I wish I could be more of what I set myself up to be. (I don't deserve a husband like the one I have, that's for sure!)

To anyone that I've been negative to, or held a grudge against.... I'm deeply sorry. (There I go apologizing.) But you know what? I don't give a crap what anyone says about my need to do that. I know the hurtful thoughts I think and the stupid things I do and if I feel the nudge from the man upstairs to say sorry, then I sure will. It doesn't mean that I don't think my opinion is valid, but I know an opinion from a grudge or a hurtful comment and I'll apologize until I'm blue in the face if I think or know that I'm at fault. I've always been one to stick my foot in my mouth and as I result I'm pretty sure that I'll be saying sorry on my death bed.

I used to have the idea that if you are a Christian you can't show that you are struggling. Now I know that isn't true. I know that God is just as close to me now as He always is. I just got tired of pretending. I'm so, so tired ot it.

Sunday, October 17, 2004

Trying to be positive here....

Jer and I spent hours and hours editing a video for my school presentation and now it won't seem to work. We can't get it to burn onto a DVD so I can play it for my SOC 340 class. This is a bad thing because I'm one of the only people in my group that did any work so without this 10 minute video, we're screwed. The presentation is tomorrow and I'm praying some pretty desperate prayers right now. Basically we even had to miss church to try and figure this out. If it doesn't work, I might have to make a desperate call to my prof. and I'd prefer not to do that. (He is a really nice guy though so I'm pretty sure he would understand...but I'm not sure my group would)

If you could send some prayer my way I would really REALLY appreciate it.

Friday, October 08, 2004

So this is my life...

Is it weird if the best day of your week is the one where you don't leave the house all day? Yesterday was so great! I love Thursdays. (just a random thought)
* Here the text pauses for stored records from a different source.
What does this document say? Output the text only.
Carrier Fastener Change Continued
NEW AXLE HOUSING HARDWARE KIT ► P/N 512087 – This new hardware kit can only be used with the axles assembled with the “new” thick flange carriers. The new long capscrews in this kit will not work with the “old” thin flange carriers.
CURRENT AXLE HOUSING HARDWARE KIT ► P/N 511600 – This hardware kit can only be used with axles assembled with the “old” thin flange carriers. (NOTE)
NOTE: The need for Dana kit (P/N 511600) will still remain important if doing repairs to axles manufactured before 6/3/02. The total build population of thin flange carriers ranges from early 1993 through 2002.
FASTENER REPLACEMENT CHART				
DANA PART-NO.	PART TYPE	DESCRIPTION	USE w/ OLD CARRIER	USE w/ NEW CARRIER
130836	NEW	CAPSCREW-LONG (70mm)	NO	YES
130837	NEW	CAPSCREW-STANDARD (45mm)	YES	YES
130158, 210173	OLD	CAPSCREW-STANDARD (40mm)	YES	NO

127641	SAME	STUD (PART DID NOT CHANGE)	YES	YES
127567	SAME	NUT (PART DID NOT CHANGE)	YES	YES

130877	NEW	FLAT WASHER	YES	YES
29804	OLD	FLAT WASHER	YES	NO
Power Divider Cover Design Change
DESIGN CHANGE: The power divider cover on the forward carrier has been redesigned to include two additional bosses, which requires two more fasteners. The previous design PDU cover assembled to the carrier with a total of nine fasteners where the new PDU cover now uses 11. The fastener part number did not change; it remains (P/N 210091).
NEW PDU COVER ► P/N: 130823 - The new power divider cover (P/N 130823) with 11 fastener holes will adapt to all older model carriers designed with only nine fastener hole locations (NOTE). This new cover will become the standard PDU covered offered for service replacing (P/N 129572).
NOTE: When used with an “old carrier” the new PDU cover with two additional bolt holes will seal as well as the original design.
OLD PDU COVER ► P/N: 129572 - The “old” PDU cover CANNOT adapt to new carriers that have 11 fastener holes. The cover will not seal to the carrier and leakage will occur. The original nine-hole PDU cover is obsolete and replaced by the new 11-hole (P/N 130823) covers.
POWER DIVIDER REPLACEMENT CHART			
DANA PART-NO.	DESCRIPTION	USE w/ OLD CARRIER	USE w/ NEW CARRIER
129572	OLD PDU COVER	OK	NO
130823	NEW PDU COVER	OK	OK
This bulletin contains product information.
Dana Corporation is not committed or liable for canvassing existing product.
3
Okay, lately my problem is that I'm addicted to true crime novels. That isn't good when I have more than enough reading to do in terms of school. I'm reading one now that is very interesting and extremely difficult to put down. I've managed to only read it once in the last two days which is saying something.

Another weird occurrence...I'm really confused about school right now. I got a letter from the University of Regina yesterday. It said that I'm conditionally accepted to get into their Social Work program. (They just need a few more grades and some of my other requirements.) I applied several months ago and because I didn't hear anything I thought it wasn't to be. So...this is difficult. They say that I can start taking social work classes in January but by then I'd be almost done my B.A. in Sociology. Plus, I can't be in school forever and Jer was wanting to go as soon as next year. (He's been thinking about going into medicine which is 6 years.) Financially it looks difficult right now. But I was so sure that because I didn't hear that meant that God didn't want me there. Now I'm left questioning everything again. After looking at job postings I'm not confident that I could support Jer through medical school just with my B.A. in SOC. Most of the jobs in the field I would like to work in require a BSW (Bachelor of Social Work).
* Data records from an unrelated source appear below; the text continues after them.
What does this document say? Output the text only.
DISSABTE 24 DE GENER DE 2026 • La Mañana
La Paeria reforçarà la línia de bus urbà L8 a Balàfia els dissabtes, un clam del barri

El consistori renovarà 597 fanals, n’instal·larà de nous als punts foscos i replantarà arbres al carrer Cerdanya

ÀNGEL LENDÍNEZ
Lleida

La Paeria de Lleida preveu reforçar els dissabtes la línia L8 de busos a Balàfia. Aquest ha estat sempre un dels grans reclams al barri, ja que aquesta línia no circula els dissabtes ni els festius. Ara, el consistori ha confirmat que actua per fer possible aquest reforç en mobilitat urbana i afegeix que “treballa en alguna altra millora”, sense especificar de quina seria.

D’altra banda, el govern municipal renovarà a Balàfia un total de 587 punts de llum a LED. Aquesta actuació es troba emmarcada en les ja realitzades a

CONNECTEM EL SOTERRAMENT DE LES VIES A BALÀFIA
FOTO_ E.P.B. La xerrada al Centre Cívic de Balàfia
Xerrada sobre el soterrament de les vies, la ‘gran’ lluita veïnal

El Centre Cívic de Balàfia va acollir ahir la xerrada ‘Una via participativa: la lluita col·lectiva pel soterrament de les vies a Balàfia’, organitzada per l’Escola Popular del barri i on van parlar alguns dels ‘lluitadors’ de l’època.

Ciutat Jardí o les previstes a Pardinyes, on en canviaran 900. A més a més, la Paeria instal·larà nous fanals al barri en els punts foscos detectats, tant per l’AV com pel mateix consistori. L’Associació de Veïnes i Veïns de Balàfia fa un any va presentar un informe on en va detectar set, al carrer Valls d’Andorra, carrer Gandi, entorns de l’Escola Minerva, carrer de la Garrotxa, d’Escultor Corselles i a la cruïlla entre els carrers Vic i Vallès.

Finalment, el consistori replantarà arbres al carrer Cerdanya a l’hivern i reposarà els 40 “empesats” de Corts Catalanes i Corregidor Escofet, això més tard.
I'm kind of wondering what God is doing with all of this but I'm trying my best to think logically about everything. Suddenly it isn't just about me anymore but about the opportunities that my husband should have available to him as well. He's so bright that he really should go to University.
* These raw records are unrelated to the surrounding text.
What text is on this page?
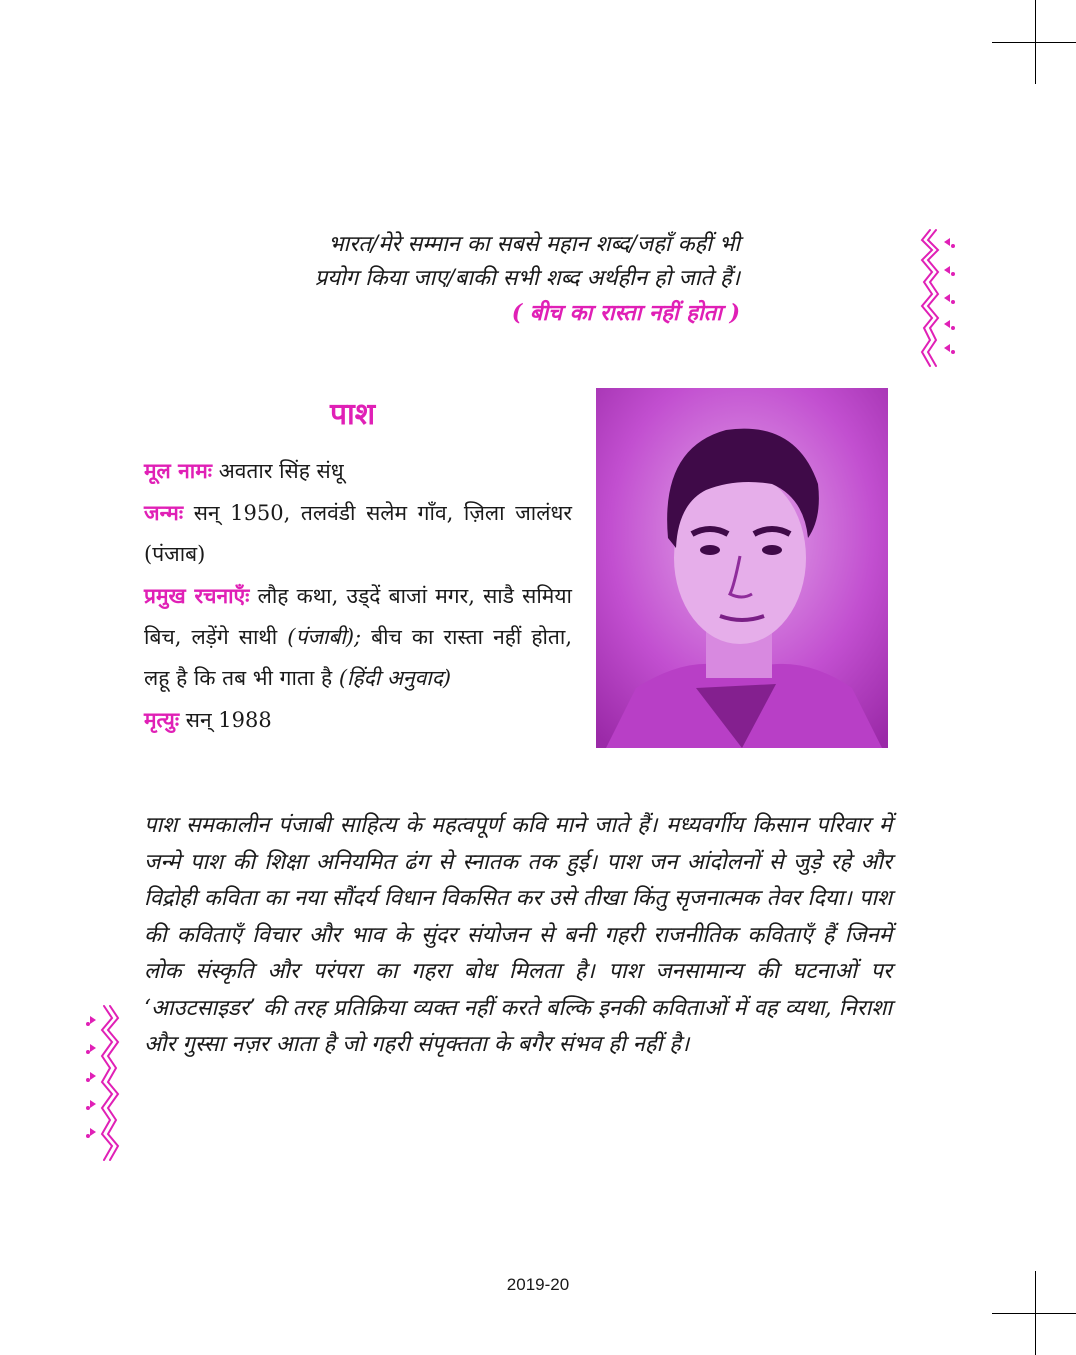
भारत/मेरे सम्मान का सबसे महान शब्द/जहाँ कहीं भी
प्रयोग किया जाए/बाकी सभी शब्द अर्थहीन हो जाते हैं।
( बीच का रास्ता नहीं होता )
पाश

मूल नामः अवतार सिंह संधू

जन्मः सन् 1950, तलवंडी सलेम गाँव, ज़िला जालंधर (पंजाब)

प्रमुख रचनाएँः लौह कथा, उड्दें बाजां मगर, साडै समिया बिच, लड़ेंगे साथी (पंजाबी); बीच का रास्ता नहीं होता, लहू है कि तब भी गाता है (हिंदी अनुवाद)

मृत्युः सन् 1988

पाश समकालीन पंजाबी साहित्य के महत्वपूर्ण कवि माने जाते हैं। मध्यवर्गीय किसान परिवार में जन्मे पाश की शिक्षा अनियमित ढंग से स्नातक तक हुई। पाश जन आंदोलनों से जुड़े रहे और विद्रोही कविता का नया सौंदर्य विधान विकसित कर उसे तीखा किंतु सृजनात्मक तेवर दिया। पाश की कविताएँ विचार और भाव के सुंदर संयोजन से बनी गहरी राजनीतिक कविताएँ हैं जिनमें लोक संस्कृति और परंपरा का गहरा बोध मिलता है। पाश जनसामान्य की घटनाओं पर ‘आउटसाइडर’ की तरह प्रतिक्रिया व्यक्त नहीं करते बल्कि इनकी कविताओं में वह व्यथा, निराशा और गुस्सा नज़र आता है जो गहरी संपृक्तता के बगैर संभव ही नहीं है।

2019-20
Anyway, I was talking to a fellow classmate (her name is Daphne) who is in the same sort of boat as I am. She says that she's finishing her B.A. and taking Social Work classes on the side. Apparently you can be enrolled in two Universities at the same time. A friend of hers who is a prof. told her that she should just finish both. Two degrees would be much better than just one. (that's common knowledge) We'll see. I have a lot of thinking, discussing, and praying to do with my husband. It could be that this isn't my last year after all.

Mmmmm.....

Wednesday, October 06, 2004

Sarah Slean is coming!

(I can't believe that I didn't hear this from Matt yet.)

On October 25th Sarah Slean is opening for Ron Sexsmith at the Broadway Theatre. I hope that I can go. We'll see what's possible I guess.